Zugleich engagierte er sich oft politisch. 1897 wurde D’Annunzio in einem Regionalparlament Abgeordneter der Konservativen, nahm es mit den politischen Ausrichtungen aber nicht zu genau: So gab er 1900 den extremen Linken seine Stimme. 1915 befürwortete er den Eintritt Italiens in den Ersten Weltkrieg, den er auch als Redner publikumswirksam forderte. Im Krieg meldete er sich dann als Freiwilliger beim Militär und war unter anderem als Flieger im Einsatz. So unternahm er 1918 einen Flug bis ins feindliche Wien, wo er Flugblätter über der Stadt abwarf.
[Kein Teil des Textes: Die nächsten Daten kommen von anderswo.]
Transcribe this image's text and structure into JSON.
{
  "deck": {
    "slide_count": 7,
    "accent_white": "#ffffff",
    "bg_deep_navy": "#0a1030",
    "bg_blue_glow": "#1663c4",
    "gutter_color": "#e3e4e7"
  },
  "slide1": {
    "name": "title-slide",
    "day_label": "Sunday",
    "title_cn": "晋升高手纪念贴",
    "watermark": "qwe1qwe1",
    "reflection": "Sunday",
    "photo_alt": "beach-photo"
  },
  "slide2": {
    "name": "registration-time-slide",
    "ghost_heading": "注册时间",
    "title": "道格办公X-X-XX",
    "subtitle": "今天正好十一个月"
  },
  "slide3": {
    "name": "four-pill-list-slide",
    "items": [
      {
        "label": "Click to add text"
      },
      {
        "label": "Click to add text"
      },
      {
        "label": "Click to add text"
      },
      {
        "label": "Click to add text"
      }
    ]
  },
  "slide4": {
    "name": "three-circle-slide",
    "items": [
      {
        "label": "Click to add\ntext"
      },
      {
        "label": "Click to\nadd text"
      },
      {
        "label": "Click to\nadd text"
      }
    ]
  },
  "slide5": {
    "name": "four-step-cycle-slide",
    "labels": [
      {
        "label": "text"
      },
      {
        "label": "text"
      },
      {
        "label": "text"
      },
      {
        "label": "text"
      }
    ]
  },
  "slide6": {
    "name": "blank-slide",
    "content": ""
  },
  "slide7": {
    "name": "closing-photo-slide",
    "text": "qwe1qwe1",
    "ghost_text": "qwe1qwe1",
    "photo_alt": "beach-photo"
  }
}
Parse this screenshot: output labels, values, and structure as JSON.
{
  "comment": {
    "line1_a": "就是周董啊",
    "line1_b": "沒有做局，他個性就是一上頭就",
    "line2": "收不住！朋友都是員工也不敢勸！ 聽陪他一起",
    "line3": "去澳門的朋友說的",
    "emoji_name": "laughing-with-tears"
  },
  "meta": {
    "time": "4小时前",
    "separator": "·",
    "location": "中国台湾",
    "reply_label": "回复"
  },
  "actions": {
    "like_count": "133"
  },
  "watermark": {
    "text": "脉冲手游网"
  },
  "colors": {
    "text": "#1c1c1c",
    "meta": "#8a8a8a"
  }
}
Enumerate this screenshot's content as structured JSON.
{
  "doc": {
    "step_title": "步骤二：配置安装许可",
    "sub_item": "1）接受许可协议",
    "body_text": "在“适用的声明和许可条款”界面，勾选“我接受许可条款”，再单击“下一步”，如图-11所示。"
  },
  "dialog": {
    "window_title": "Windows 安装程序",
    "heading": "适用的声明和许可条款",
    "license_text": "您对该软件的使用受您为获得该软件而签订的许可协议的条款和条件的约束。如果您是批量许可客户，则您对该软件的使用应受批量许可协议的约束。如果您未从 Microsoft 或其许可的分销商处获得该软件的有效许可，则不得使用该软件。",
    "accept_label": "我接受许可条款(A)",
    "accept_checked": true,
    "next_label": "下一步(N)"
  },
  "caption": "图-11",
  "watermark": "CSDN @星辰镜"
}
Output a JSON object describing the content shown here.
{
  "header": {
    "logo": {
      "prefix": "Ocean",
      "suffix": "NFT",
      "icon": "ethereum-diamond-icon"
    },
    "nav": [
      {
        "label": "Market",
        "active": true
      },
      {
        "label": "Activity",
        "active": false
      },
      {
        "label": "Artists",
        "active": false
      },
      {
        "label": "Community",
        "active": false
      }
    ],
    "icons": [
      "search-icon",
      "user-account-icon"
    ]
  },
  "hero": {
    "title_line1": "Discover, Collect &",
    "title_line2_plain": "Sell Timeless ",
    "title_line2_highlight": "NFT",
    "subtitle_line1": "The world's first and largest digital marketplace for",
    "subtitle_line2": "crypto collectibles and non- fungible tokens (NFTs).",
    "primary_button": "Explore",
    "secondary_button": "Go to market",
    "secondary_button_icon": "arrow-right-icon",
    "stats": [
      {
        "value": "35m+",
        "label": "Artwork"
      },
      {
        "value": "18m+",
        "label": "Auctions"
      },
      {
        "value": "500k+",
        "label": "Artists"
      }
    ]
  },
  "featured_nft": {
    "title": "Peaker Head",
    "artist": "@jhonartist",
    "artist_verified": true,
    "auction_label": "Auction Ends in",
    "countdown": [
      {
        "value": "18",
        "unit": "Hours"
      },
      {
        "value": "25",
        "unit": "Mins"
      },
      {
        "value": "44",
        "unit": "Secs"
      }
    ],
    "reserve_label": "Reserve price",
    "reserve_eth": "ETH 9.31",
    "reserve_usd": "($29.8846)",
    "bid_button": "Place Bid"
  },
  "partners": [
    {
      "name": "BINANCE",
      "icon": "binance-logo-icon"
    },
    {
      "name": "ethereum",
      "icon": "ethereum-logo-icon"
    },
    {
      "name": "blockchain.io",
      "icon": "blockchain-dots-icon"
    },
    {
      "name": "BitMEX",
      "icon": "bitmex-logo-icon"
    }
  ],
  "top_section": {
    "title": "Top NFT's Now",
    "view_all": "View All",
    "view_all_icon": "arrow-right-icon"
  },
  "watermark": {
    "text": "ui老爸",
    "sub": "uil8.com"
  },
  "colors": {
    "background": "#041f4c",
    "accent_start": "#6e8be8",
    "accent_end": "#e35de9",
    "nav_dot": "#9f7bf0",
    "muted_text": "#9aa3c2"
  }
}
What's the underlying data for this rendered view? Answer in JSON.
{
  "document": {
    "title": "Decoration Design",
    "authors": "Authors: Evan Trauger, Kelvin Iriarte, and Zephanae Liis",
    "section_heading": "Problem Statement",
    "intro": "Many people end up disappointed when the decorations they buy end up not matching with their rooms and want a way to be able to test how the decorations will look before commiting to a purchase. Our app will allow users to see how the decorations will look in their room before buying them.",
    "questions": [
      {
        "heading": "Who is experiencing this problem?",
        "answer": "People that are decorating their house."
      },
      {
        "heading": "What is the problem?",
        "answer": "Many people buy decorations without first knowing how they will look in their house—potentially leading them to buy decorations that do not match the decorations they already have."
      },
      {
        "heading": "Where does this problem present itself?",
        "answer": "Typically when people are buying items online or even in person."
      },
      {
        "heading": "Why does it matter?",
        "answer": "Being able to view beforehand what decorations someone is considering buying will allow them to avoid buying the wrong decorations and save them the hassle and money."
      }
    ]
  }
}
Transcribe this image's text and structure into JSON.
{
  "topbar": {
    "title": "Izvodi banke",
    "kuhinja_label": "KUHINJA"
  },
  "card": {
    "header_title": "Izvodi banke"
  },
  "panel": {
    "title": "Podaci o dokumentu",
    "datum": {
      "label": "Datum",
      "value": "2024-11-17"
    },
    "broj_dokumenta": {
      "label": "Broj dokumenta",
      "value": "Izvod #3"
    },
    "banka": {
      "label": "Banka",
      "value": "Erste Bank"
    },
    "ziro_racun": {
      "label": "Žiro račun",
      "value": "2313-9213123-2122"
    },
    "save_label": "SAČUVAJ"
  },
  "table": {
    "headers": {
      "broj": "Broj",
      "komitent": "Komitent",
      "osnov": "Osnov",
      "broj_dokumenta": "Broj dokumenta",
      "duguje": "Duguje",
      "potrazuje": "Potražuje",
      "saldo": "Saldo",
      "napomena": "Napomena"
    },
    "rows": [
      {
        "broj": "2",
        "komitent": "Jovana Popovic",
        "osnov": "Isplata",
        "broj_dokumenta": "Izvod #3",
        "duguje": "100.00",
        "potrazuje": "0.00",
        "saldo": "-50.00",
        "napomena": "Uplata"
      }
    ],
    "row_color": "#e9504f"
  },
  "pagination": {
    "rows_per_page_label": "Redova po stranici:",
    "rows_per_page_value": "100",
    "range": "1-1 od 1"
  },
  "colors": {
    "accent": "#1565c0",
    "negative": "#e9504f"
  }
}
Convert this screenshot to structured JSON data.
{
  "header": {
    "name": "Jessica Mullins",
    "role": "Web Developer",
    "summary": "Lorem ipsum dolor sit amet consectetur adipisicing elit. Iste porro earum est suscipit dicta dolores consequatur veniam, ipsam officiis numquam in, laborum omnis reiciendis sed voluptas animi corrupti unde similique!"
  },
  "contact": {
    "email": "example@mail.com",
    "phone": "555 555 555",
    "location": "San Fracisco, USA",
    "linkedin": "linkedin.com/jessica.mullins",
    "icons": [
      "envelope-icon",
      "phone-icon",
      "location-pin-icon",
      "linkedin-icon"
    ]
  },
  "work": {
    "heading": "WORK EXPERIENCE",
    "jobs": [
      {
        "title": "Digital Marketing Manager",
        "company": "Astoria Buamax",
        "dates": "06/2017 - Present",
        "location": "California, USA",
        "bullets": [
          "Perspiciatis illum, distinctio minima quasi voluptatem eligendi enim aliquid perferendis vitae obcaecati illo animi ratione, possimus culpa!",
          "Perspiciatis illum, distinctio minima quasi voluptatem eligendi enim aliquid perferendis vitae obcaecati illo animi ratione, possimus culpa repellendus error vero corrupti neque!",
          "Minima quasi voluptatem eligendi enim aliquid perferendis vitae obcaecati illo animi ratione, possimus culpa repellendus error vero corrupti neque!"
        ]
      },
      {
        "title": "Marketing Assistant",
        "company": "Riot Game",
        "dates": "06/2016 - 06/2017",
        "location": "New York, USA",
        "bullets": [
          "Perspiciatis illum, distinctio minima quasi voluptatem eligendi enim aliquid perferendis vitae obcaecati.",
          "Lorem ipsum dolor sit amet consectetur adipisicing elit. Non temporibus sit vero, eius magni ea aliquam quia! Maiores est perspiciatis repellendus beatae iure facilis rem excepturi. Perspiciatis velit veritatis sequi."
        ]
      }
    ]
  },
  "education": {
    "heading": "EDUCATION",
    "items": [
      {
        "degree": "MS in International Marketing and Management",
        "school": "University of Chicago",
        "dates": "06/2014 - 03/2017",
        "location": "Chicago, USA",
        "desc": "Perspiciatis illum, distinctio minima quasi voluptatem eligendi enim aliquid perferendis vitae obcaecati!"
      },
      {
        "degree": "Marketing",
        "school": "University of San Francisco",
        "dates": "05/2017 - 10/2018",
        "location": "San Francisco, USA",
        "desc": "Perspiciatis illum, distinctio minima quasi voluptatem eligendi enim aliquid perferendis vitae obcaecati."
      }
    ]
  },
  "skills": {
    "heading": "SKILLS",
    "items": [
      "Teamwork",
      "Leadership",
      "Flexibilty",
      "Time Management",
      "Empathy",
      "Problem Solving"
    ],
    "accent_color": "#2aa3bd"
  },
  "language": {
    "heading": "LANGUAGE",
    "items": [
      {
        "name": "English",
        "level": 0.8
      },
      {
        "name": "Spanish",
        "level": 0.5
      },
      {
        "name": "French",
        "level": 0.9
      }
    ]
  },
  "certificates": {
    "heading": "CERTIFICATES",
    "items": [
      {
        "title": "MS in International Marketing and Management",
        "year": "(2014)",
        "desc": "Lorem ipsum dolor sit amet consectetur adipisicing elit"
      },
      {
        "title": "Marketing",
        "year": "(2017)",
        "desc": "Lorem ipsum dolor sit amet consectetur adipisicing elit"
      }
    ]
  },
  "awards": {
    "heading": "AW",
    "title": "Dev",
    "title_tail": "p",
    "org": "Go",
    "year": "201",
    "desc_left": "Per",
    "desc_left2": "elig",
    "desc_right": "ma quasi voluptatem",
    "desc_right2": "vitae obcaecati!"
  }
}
Nach Kriegsende führte er im September 1919 eine Gruppe Freischärler, die so genannten Arditi, sowie Teile der regulären italienischen Armee bei der Besetzung der Adria-Stadt Fiume (kroat. Rijeka) an, das Waffenstillstandsabkommen unterlaufend. Damit reagierten die Besatzer auf die Pariser Friedensverhandlungen, nach denen Italien die Stadt möglicherweise hätte abtreten müssen. Zuvor machte das von D'Annunzio geprägte Wort von der "vittoria mutilata", vom „Verstümmelten Sieg“ in Italien die Runde. Die Herrschaft in Fiume, mit D'Annunzio im Mittelpunkt, nahm dabei wesentliche Elemente des Faschismus vorweg: die Fixierung auf einen Führer, die Massenmobilisierung sowie viele andere Elemente, die später bei den italienischen Faschisten ebenso wie bei den deutschen Nationalsozialisten wieder auftauchen werden. In Fiume boten diese Elemente, noch nicht eingebettet in ein ideologisiertes Weltbild, den Rahmen für eine anarchische Herrschaft. Nachdem D'Annunzio sich nach militärischer Intervention durch die italienische Regierung im Dezember 1920 gezwungen sah, die Stadt zu verlassen, eignete er sich eine beschlagnahmte Villa bei Gardone Riviera am Gardasee an, die er später Il Vittoriale degli Italiani taufte und dem italienischen Volk vermachte. D’Annunzio betrachtete sich nach der Zeit in Fiume offenbar zunächst als politischer Gegenspieler Benito Mussolinis und wurde von diesem auch als solcher aufgefasst. 1922 bemühte er sich darum, vom König den Auftrag zur Bildung einer Regierung zu erhalten. Zeugnis hiervon legt die 1971 edierte Korrespondenz Carteggio D’Annunzio – Mussolini (1919-1938) ab. Mussolini kam ihm aber mit seinem Marsch auf Rom zuvor. Fortan zog sich D'Annunzio in seine Villa zurück und ließ sich von der faschistischen Regierung bis zu seinem Lebensende seinen weiterhin aufwändigen Lebensstil finanzieren. Er reduzierte seine politischen Aktivitäten, ging nur in nebensächlichen Fragen auf Konfrontation zu Mussolini und den Faschisten und lobte außerdem die territorialen Expansionsbestrebungen der Faschisten in Afrika, die seinen nationalistischen Vorstellungen des Mittelmeeres als italienischem "Mare Nostrum" entsprachen.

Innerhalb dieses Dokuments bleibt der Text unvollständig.